The sci-fi indie Creative Control imagines the hipster future

The central metaphor of Nicholson Baker’s 1994 novel The Fermata is the Fold, the narrator’s power to freeze time, which he uses more or less exclusively to undress unsuspecting women and jerk off. It’s a crude but elastic way to depict the rapid, ceaseless workings of the erotic imagination, and one of Baker’s more memorable forays into descriptive mania and purely literary time. The Fermata comes to mind (wordplay unintended, but welcomed) a lot in Benjamin Dickinson’s sci-fi indie Creative Control, which combines a satire of corporate hipsterdom with a metaphor for personal alienation and sexual fantasy, without ever completely committing to either. Its version of the Fold is Augmenta, a next-gen augmented reality gadget that falls into the hands of an ad man (Dickinson), who uses it more or less exclusively to develop a digital facsimile of his best friend’s girlfriend (which only he can see) and jerk off.

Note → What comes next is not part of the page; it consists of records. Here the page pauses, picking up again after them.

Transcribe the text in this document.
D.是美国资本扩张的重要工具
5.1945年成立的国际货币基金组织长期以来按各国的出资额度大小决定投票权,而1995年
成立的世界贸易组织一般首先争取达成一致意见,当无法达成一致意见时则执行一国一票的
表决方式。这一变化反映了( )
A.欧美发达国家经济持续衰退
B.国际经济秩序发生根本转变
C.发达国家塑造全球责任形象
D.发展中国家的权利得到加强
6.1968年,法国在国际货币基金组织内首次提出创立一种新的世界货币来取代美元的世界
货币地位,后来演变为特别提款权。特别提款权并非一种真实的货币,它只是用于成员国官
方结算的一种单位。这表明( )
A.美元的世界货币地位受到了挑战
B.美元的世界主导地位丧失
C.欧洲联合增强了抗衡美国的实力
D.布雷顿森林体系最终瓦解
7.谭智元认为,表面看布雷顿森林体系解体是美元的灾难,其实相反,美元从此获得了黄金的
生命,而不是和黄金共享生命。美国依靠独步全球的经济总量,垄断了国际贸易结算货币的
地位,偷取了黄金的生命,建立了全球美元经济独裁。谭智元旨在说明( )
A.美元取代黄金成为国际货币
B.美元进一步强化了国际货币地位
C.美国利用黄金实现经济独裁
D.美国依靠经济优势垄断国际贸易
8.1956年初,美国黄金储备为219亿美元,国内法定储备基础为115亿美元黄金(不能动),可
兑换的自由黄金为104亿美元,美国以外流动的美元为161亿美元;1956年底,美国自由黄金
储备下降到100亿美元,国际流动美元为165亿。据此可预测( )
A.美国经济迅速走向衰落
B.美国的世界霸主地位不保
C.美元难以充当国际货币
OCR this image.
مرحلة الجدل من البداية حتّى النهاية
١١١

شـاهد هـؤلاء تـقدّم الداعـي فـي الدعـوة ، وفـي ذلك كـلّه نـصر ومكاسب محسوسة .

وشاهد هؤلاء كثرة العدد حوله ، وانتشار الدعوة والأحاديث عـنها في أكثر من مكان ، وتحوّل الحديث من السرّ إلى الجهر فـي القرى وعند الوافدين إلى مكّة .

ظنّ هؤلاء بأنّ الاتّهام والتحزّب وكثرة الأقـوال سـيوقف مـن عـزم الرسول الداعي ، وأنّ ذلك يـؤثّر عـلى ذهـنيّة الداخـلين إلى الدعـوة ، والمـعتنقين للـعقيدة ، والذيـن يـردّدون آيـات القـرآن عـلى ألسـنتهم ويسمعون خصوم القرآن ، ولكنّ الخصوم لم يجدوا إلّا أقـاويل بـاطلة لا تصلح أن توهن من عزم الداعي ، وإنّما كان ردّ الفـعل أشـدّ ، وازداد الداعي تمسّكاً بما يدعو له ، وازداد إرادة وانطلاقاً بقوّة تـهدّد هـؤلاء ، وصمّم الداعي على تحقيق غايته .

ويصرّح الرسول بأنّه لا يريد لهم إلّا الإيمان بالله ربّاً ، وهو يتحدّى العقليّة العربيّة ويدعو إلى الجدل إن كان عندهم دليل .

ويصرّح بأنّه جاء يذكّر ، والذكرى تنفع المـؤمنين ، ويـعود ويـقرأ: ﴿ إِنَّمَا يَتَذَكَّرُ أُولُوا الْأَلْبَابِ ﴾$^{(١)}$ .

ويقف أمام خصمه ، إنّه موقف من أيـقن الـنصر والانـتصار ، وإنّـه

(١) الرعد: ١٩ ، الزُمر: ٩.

Creative Control is set in “near-future Brooklyn,” represented through impeccable open offices and bedrooms lit with roly-poly Ikea Jonisk lamps. Dickinson’s pill-popping, carefully bearded David is an executive at an ad agency, where his biggest client is Phalinex, a smokeable anxiety medication whose long list of horrifying side effects begins with “burning toenails.” He lives with his yoga teacher girlfriend, Juliette (Nora Zehetner), but pines—at first unconsciously—for struggling fashion designer Sophie (Alexia Rasmussen), who is dating his photographer buddy Wim (Dan Gill). Dickinson and co-writer Micah Bloomberg lace everything with parodic dialogue; this is a world where “You’re establishing your brand” passes for encouragement and a woman asks, “How much do you think it costs to lease an electric car?” while her boyfriend fondles her breasts.